E’ in fase di soluzione l’accordo tra il Gruppo Acos e l’amministrazione comunale di Novi, per la locazione dell’ex asilo ed ex Omni (consultorio), di viale della Rimembranza. La struttura, già posta più volte in alienazione ma mai assegnata per assenza di acquirenti, potrebbe adesso essere concessa in affitto all’Acos ed essere trasformata in uffici per tutte le aziende che fanno capo al Gruppo, ovvero: Acos Energia (commercializzazione gas metano ed energia elettrica), Gestione Ambiente (rifiuti solidi urbani), Gestione acqua (servizi idrici integrati), Acosi (gestione calore condominiale) Aquarium (gestione della piscina e degli impianti sportivi annessi) e Acos reti gas (parte tecnica per la distribuzione del gas).

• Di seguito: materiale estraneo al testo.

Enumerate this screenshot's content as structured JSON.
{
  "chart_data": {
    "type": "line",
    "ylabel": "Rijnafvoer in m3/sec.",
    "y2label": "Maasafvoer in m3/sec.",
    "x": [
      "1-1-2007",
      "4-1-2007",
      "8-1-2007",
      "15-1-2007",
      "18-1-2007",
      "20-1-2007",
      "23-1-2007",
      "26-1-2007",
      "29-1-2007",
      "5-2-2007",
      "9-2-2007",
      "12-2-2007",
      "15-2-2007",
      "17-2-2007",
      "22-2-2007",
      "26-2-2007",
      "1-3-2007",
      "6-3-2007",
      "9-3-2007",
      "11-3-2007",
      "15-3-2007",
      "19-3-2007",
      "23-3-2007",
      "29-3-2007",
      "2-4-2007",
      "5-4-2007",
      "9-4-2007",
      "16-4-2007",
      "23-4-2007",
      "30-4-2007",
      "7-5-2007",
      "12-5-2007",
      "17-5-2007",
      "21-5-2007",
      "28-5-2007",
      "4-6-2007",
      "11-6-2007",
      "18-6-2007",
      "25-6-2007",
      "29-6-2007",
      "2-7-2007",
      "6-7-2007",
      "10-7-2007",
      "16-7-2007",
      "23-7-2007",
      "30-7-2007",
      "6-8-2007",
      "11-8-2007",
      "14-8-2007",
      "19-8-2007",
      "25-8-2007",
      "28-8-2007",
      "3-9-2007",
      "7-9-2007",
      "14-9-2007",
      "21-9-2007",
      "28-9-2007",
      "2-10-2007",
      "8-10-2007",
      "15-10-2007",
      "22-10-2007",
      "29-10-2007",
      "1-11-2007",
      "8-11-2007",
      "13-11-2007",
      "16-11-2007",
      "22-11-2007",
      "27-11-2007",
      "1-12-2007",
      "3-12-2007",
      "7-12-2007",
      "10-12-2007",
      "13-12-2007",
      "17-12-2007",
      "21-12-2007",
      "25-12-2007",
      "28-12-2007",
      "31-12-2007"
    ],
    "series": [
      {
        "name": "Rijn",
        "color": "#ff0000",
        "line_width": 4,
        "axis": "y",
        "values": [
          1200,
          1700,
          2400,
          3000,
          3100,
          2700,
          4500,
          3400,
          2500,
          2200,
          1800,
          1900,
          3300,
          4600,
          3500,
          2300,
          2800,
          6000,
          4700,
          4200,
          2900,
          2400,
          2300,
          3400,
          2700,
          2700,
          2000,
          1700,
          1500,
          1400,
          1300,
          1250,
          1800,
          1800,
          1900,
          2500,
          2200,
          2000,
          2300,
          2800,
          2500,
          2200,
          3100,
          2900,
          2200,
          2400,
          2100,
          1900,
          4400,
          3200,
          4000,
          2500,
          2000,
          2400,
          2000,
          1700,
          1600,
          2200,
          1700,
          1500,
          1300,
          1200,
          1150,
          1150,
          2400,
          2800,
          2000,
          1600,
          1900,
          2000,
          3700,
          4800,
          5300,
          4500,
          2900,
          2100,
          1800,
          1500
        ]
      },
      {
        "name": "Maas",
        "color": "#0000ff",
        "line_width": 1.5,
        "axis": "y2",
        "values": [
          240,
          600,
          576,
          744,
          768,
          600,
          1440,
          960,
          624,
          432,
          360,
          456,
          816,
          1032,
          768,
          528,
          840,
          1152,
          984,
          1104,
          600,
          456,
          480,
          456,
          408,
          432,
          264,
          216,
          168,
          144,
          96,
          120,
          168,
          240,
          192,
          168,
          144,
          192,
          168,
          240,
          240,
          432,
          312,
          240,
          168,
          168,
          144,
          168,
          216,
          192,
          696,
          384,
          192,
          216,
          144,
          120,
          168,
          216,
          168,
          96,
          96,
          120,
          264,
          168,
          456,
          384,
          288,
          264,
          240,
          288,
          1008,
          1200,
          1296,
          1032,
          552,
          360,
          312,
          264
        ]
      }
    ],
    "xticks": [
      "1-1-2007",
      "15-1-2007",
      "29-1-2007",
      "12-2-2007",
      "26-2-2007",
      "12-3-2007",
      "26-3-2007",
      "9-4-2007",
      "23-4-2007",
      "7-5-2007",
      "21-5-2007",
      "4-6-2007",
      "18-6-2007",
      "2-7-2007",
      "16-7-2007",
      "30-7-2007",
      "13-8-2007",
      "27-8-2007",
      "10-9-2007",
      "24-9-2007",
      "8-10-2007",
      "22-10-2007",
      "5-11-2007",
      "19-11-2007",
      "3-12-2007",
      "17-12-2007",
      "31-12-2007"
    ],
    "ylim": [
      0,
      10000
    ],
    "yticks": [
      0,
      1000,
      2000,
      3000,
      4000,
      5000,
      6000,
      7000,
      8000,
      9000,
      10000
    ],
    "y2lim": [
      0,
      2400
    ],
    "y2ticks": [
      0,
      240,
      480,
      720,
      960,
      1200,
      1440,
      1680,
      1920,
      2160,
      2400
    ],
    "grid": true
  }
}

«Stiamo valutando con il Comune di Novi l’affitto dell’ex Omni di viale della Rimembranza – conferma l’amministratore delegato dell’Acos, Mauro D’Ascenzi – dove dovrebbero essere trasferiti tutti gli uffici delle le nostre attività. Teniamo conto che in questi anni il Gruppo ha attuato una politica di espansione e quindi si rende necessario avere una struttura più grande, in sostituzione o in aggiunta della sede centrale di corso Italia. La scelta del vecchio consultorio è determinata dalla sua posizione particolarmente comoda per l’utente, dove potrà, ad esempio, posteggiare con facilità. Nello stesso tempo il cittadino potrà raggiungere gli uffici Acos anche a piedi, essendo il vecchio consultorio situato in una posizione centrale della città, accanto a viale Aurelio Saffi, ad angolo col viale della Rimembranza . Una volta definito il contratto di locazione che comunque dovrebbe avvenire a giorni, occorrerà almeno un anno di tempo per attuare il trasferimento, poiché la struttura è piuttosto vecchia. Quindi necessitano opere di adeguamento strutturale ed impiantistico. Nel complesso, però, avremo una grande sede molto più ampia e funzionale rispetto a quella attuale». «L’ex asilo – conferma l’assessore ai beni patrimoniali Mino Cascarino – è già stato stralciato dal programma delle alienazioni comunali che oggi comprende la vendita dell’ex centro anziani di via Concordia e 2 piccoli appezzamenti di terreno in via Toscanini, 60 metri quadri per 5 mila 400 euro e in via Casteldragone, 38 metri quadri al costo di 3 mila 610 euro».